Labour legislation cannot be circumvented merely because an Employee is a foreign national.

The employment of foreign nationals in South Africa is regulated by the Immigration Act 13 of 2002, as amended. This Act, inter-alia, provides for matters connected with the ability of foreign nationals to work in South Africa. In accordance with the provisions of the Act, Employers are strictly prohibited from employing illegal foreign nationals, foreign nationals whose status does not authorise them to be employed by a particular Employer, and any foreign national on terms, conditions, and in any capacity other than the capacity provided for based on their status.

In addition, the Labour Relations Act 66 of 1995 (LRA) applies regardless of the employee’s legal status. The LRA governs disputes relating to unfair dismissal and unfair labour practices in employment and regulates the resolution of these disputes.

In terms of Section 38(2) of the Immigration Act, a duty is placed on an Employer to make an effort, in good faith, to ensure that no illegal foreigner is employed by it and to ascertain the status or citizenship of the persons it employs.

Section 49(3) of the Immigration Act provides that anyone who knowingly employs an illegal foreigner or a foreigner in violation of the Immigration Act shall be guilty of an offence and liable on conviction to a fine or to imprisonment not exceeding one year – Provided that such person’s second conviction of such an offence shall be punishable by imprisonment not exceeding two years or a fine, and the third or subsequent convictions of such offences by imprisonment not exceeding five years without the option of a fine.

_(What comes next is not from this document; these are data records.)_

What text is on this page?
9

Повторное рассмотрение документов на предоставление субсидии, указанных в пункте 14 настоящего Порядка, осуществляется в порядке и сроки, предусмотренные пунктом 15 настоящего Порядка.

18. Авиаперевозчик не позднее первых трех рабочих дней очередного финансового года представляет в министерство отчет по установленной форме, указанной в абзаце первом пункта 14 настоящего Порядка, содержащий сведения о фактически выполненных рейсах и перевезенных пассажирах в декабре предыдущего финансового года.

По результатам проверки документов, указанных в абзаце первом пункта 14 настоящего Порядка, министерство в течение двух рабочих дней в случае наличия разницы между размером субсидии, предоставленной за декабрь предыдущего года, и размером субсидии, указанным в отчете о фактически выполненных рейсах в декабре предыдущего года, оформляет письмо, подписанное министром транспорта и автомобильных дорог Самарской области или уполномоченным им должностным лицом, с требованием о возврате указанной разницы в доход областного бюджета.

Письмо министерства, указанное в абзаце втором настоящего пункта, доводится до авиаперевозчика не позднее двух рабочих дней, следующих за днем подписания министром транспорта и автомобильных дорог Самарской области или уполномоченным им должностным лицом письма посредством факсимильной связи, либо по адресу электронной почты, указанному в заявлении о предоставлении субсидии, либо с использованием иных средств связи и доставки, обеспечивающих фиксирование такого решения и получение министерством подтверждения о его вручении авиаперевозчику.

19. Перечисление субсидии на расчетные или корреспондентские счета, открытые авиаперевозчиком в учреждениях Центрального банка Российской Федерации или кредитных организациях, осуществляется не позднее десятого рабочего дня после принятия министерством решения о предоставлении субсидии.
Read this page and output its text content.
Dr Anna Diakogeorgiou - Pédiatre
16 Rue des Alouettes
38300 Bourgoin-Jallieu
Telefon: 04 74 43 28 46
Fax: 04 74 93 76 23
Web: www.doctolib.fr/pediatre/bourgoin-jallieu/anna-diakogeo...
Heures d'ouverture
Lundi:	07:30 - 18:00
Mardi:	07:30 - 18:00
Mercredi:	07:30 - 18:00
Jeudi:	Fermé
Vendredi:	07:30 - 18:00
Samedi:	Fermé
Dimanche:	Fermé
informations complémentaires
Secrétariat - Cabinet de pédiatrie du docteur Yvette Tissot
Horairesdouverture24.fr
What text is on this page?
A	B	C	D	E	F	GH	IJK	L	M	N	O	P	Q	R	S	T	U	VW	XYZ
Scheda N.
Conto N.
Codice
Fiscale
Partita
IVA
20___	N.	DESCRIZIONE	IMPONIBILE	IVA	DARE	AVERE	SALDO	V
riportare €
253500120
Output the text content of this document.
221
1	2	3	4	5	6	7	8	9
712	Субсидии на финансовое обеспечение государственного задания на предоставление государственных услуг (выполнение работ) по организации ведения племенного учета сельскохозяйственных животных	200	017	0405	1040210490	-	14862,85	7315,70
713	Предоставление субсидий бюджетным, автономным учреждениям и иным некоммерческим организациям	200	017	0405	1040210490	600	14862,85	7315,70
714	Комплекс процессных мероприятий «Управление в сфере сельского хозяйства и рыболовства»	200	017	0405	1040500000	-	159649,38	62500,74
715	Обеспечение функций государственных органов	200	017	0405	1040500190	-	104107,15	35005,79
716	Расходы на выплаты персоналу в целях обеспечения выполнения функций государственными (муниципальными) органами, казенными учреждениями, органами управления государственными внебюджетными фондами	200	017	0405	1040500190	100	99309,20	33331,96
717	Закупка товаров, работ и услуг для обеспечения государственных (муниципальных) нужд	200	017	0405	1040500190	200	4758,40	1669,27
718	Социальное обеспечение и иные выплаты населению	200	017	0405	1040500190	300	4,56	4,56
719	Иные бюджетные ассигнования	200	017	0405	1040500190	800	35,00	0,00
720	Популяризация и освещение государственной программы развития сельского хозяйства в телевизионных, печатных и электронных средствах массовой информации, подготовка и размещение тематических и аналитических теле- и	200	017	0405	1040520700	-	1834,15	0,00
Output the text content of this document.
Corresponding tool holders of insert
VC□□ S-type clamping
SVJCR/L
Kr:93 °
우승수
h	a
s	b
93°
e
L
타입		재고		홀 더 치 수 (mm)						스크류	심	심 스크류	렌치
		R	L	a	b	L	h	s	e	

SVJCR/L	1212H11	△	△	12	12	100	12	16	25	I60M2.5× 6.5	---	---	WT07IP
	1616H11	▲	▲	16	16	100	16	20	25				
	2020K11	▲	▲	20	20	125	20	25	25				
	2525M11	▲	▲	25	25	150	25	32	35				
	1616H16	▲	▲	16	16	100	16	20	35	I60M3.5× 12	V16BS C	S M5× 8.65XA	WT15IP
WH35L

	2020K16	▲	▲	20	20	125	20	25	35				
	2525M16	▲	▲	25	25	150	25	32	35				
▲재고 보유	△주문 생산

There is a misunderstanding amongst Employers that they can circumvent labour regulations when it comes to employing foreign nationals. It is important to note that foreign Employees, including those who do not have valid working visas, are afforded legal protection from unfair dismissal under the LRA.

Section 213 of the LRA defines an ‘Employee’ as:
(a) Any person, excluding an independent contractor, who works for another person or the state and who receives, or is entitled to receive, any remuneration; and
(b) Any other person who in any manner assists in carrying on or conducting an Employer’.

It is also relevant to consider the provisions of the Constitution of the Republic of South Africa, Act 108 of 1996, which provides in Section 23(1) that everyone has the right to fair labour practices. Therefore, not only citizens of South Africa enjoy this right.

Employers must therefore ensure that any dismissal of a foreign national remains both substantively and procedurally fair. The law places the onus on the Employer to comply with the relevant legislation and holds the Employer liable for the non-compliance thereof.